Numa sociedade onde o sucesso é o
objetivo de praticamente todos, onde celebridades, superatletas e os
muito ricos são idolatrados, o fracasso pode parecer algo
vergonhoso, que devemos evitar a todo custo e que, quando não
podemos, devemos ao menos fingir que não aconteceu. O fracasso é
aquela poeira que varremos para baixo do tapete, achando que, assim,
a casa fica mais limpa. Essa atitude em relação ao fracasso precisa
mudar. Alguns anos atrás, li um breve ensaio sobre o assunto de
autoria de Costica Bradatan, professor associado de religião
comparada da Universidade Texas Tech e editor da Los Angeles Review
of Books.
Inspirado pelas palavras de Bradatan,
resolvi escrever meu próprio tributo ao fracasso, que divido aqui
com vocês. Só falhamos quando tentamos fazer algo. Só isso já
deveria estabelecer o valor do fracasso, pois é relacionado com o
esforço que dedicamos a um projeto. Evitar fazer algo para evitar o
fracasso é muito pior, pois representa estagnação, o medo
paralisador de falhar. Nas ciências e nas artes, só não falha quem
não está engajado num projeto criativo.
Todo poeta, todo pintor, todo cientista
coleciona um número muito maior de fracassos do que de sucessos.
Frases sem estrutura ou impacto, pinceladas inseguras, hipóteses
erradas... Nos esportes não é diferente: o sucesso vem após muito
suor; ninguém nasce campeão. Se não fracassamos, não avançamos.
O sucesso é filho do fracasso. Muita gente tem aquela imagem do
gênio como a pessoa que nunca falha, para quem tudo é sempre fácil,
meio que magicamente. Grande ilusão. Todo gênio sofre as dores do
parto criativo, perdido num labirinto de ideias, avançando na
direção errada, tentando isso ou aquilo até encontrar uma solução.
Talvez seja por isso que o escritor
Irving Stone tenha dado o título Agonia e êxtase ao seu romance
biográfico de Michelangelo, o grande pintor e escultor
renascentista. Ambos são parte do processo criativo, a agonia que
vem do fracasso e o êxtase de encontrar um caminho certo, de ter
criado algo novo, algo que ninguém havia feito ou pensado antes,
algo que abre uma nova porta para a humanidade, um novo modo de olhar
para o mundo ou para nós mesmos. Nada melhor do que fracassar para
ganhar uma dose de humildade nos confrontos da vida.

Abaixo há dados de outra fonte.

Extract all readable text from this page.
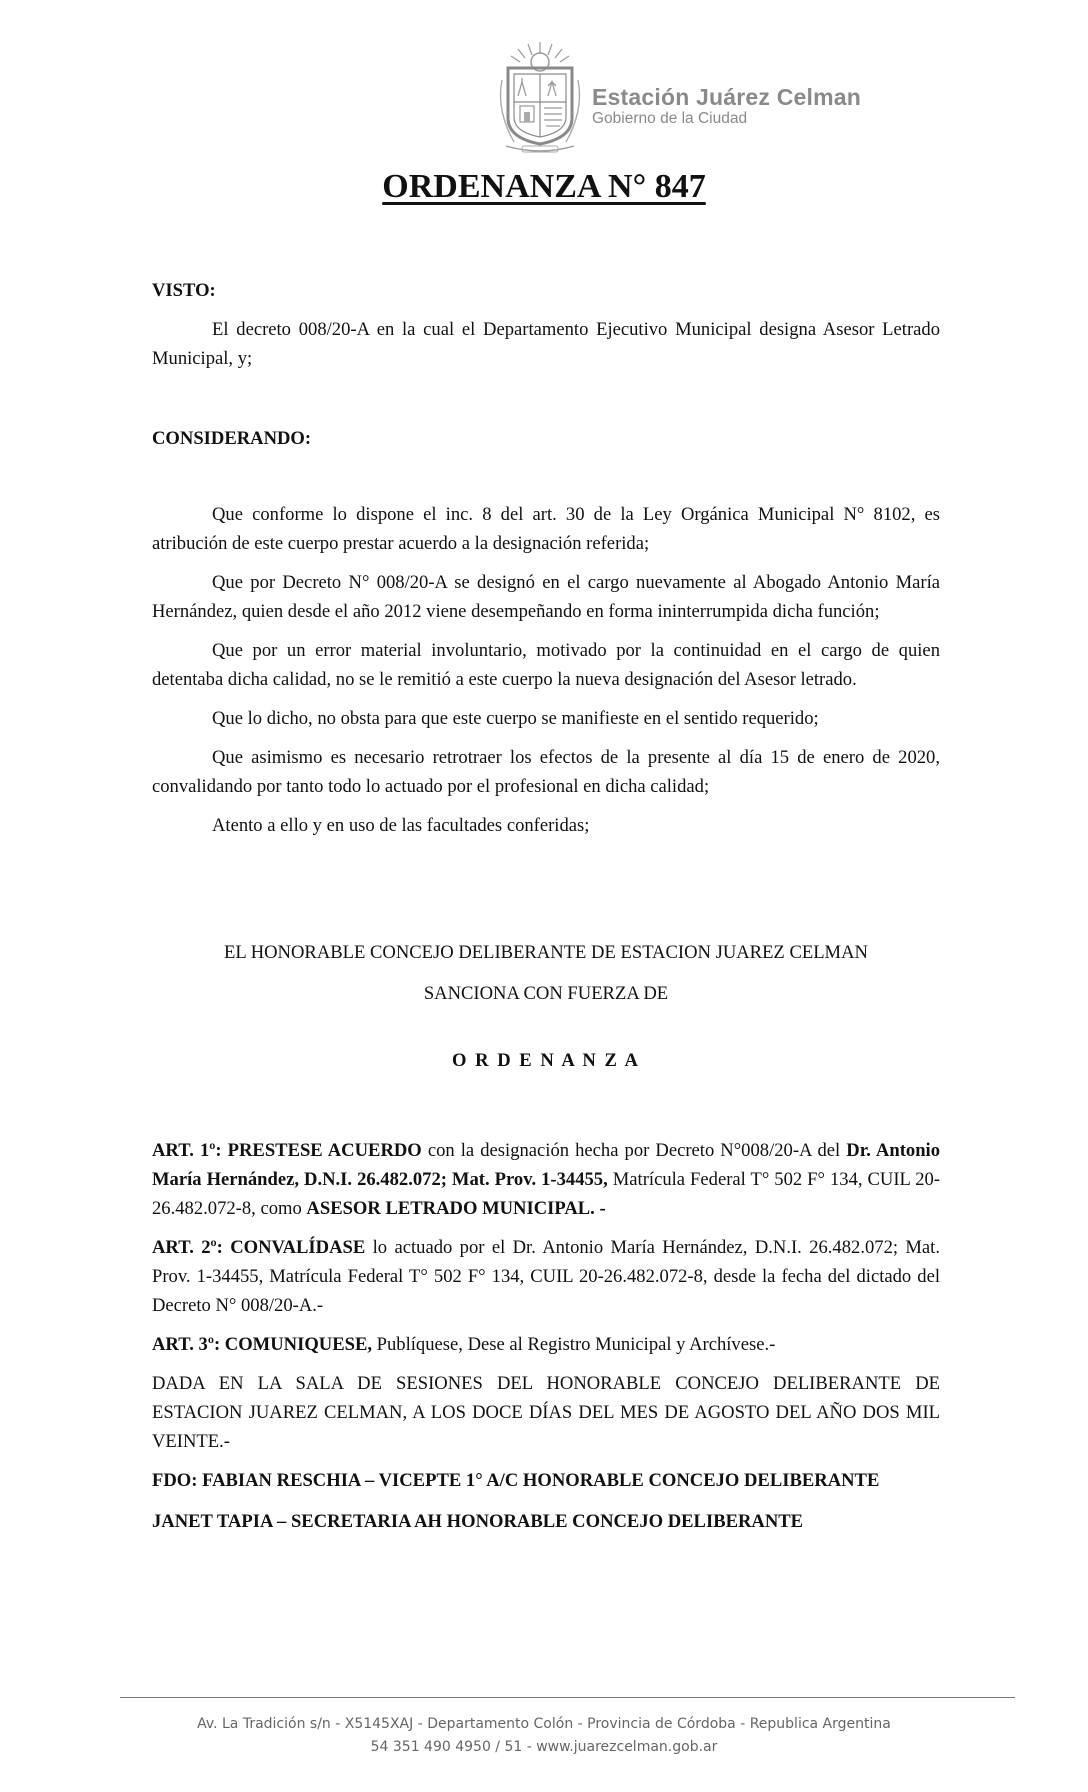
Estación Juárez Celman
Gobierno de la Ciudad
ORDENANZA N° 847
VISTO:

El decreto 008/20-A en la cual el Departamento Ejecutivo Municipal designa Asesor Letrado Municipal, y;

CONSIDERANDO:

Que conforme lo dispone el inc. 8 del art. 30 de la Ley Orgánica Municipal N° 8102, es atribución de este cuerpo prestar acuerdo a la designación referida;

Que por Decreto N° 008/20-A se designó en el cargo nuevamente al Abogado Antonio María Hernández, quien desde el año 2012 viene desempeñando en forma ininterrumpida dicha función;

Que por un error material involuntario, motivado por la continuidad en el cargo de quien detentaba dicha calidad, no se le remitió a este cuerpo la nueva designación del Asesor letrado.

Que lo dicho, no obsta para que este cuerpo se manifieste en el sentido requerido;

Que asimismo es necesario retrotraer los efectos de la presente al día 15 de enero de 2020, convalidando por tanto todo lo actuado por el profesional en dicha calidad;

Atento a ello y en uso de las facultades conferidas;

EL HONORABLE CONCEJO DELIBERANTE DE ESTACION JUAREZ CELMAN

SANCIONA CON FUERZA DE

O R D E N A N Z A

ART. 1º: PRESTESE ACUERDO con la designación hecha por Decreto N°008/20-A del Dr. Antonio María Hernández, D.N.I. 26.482.072; Mat. Prov. 1-34455, Matrícula Federal T° 502 F° 134, CUIL 20-26.482.072-8, como ASESOR LETRADO MUNICIPAL. -

ART. 2º: CONVALÍDASE lo actuado por el Dr. Antonio María Hernández, D.N.I. 26.482.072; Mat. Prov. 1-34455, Matrícula Federal T° 502 F° 134, CUIL 20-26.482.072-8, desde la fecha del dictado del Decreto N° 008/20-A.-

ART. 3º: COMUNIQUESE, Publíquese, Dese al Registro Municipal y Archívese.-

DADA EN LA SALA DE SESIONES DEL HONORABLE CONCEJO DELIBERANTE DE ESTACION JUAREZ CELMAN, A LOS DOCE DÍAS DEL MES DE AGOSTO DEL AÑO DOS MIL VEINTE.-

FDO: FABIAN RESCHIA – VICEPTE 1° A/C HONORABLE CONCEJO DELIBERANTE

JANET TAPIA – SECRETARIA AH HONORABLE CONCEJO DELIBERANTE

Av. La Tradición s/n - X5145XAJ - Departamento Colón - Provincia de Córdoba - Republica Argentina
54 351 490 4950 / 51 - www.juarezcelman.gob.ar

O fracasso nos ensina a sermos tolerantes
com nossas limitações e, por consequência, com as limitações dos
outros. Se tudo que fizéssemos fosse um grande sucesso, como
poderíamos entender e ter empatia pelos que falham? O fracasso é
essencial para a empatia, e a empatia é essencial para uma sociedade
saudável. Embora existam exceções, acredito que os melhores
professores sejam aqueles que tiveram que trabalhar duro quando eram
alunos, aqueles para quem o sucesso custou muito suor. A dedicação
extra para entender o material do curso quando eram estudantes
garante que, quando forem ensinar, tomarão mais cuidado, entendendo
melhor as dificuldades dos alunos. Sem o fracasso, teríamos apenas
vencedores, sem paciência com aqueles que precisam de um esforço
maior para ter sucesso. Aliás, sem o fracasso, o sucesso não teria
qualquer valor.
Com frequência, nossa vaidade pessoal
distorce a memória dos nossos fracassos passados. Isso é o que
ocorre com as pessoas arrogantes, aqueles que escondem seus fracassos
e dificuldades sob uma máscara de sucesso permanente. Vemos isso por
toda parte, nos colegas do time de futebol da escola a presidentes de
empresas e nações. Se o fracasso fosse mais bem-aceito socialmente,
a arrogância seria mais rara. Para terminar, não posso deixar de
mencionar o fracasso inevitável para todos, o fracasso final dos
nossos corpos quando chega a nossa hora. Muitas pessoas, quando
refletem sobre esse fato inevitável, se apegam à possibilidade de
uma existência incorpórea, seja ela de caráter religioso ou
científico.
Já outras, céticas do que a religião
ou a ciência podem fazer pela imortalidade, ou simplesmente
desinteressadas na extensão indeterminada de sua longevidade, se
apegam à vida com tudo o que têm, focando suas energias no aqui e
agora. Dadas as incertezas de uma existência incorpórea – como
espírito ou como informação digitalizada –, me parece prudente
abraçar a vida que temos aqui e agora, celebrando nossos fracassos,
incluindo o nosso fim, como parte essencial de estarmos vivos. Uma
vida sem fracassos é uma vida menos vivida.